Recent hobby cycles have seen price volatility across many modern and ultra-modern cards, but the Jordan Fleer rookie tends to function as a reference point. Collectors often watch these sales not just to track Jordan, but to gauge sentiment toward blue-chip vintage and 1980s keys in general.
What this sale might signal for the market
While no single auction sets the market by itself, a $68,320 result for a BGS 9.5 MBA Silver Diamond at a major house like Goldin suggests:
- Continued depth of demand for high-end Jordan rookies, even outside PSA 10 territory.
- Ongoing segmentation by eye appeal, where extra layers of review, like MBA designations, help differentiate copies within the same numeric grade.
- A maturing price environment, where results are more closely anchored to historical comps and less to short-term speculation.
For newcomers and returning collectors, this sale is a reminder that:
- Not all 1986-87 Fleer Jordan rookies are valued equally; grade, sub-grades, and visual appeal create large differences.
- Auction-house context and additional certifications can nudge a card’s final hammer price.
- Tracking a handful of recent sales across grades (PSA 9, PSA 10, BGS 9, BGS 9.5) provides a more reliable picture than focusing on one headline result.
Takeaways for collectors and small sellers
If you own or are considering a 1986-87 Fleer Jordan:
- Know your grade and sub-grades. A BGS 9.5 with strong centering and corners can behave differently in the market than one with weaker sub-grades.
- Compare multiple comps. Use several recent auction results, not just the highest or most talked-about sale, to get a realistic range.
- Look beyond the label. Services like MBA exist because eye appeal varies; two cards with the same grade can look very different side by side.

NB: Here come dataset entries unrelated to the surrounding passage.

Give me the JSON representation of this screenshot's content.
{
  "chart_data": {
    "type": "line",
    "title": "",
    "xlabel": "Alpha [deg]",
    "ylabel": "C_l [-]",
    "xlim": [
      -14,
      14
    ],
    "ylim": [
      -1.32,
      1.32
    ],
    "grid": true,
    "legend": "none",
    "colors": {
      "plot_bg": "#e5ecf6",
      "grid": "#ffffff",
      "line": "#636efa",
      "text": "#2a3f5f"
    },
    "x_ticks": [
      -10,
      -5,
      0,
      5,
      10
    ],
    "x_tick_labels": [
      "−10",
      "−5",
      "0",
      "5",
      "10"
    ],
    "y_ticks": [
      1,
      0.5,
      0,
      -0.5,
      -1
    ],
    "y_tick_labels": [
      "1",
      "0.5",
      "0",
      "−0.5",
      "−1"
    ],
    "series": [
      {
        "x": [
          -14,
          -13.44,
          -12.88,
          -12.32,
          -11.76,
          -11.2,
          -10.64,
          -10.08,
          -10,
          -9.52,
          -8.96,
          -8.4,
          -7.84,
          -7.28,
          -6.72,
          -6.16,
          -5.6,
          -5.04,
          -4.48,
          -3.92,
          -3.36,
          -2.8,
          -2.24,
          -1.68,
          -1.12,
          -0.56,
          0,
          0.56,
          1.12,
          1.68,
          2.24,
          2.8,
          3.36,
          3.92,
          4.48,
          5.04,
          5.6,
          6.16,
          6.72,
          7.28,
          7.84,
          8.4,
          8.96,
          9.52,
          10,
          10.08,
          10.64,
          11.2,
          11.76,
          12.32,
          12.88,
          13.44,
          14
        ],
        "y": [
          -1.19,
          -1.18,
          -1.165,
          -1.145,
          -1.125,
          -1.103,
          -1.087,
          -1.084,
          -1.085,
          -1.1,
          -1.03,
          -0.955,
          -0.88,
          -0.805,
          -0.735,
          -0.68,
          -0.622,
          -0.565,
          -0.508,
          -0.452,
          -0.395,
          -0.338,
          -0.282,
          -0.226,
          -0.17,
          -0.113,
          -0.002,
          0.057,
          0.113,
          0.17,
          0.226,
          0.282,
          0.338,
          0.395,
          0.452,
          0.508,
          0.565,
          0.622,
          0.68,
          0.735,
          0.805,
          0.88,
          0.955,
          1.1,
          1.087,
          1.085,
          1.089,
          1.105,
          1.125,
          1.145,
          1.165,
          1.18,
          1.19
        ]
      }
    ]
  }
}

If you’re newer to the hobby, this Goldin sale on June 7, 2026, illustrates how a single iconic card can act as a benchmark for an entire segment of the market. The numbers will move over time, but the core story—Jordan, 1986-87 Fleer, and the chase for the sharpest possible copy—continues to shape how basketball collectors think about value, scarcity, and history.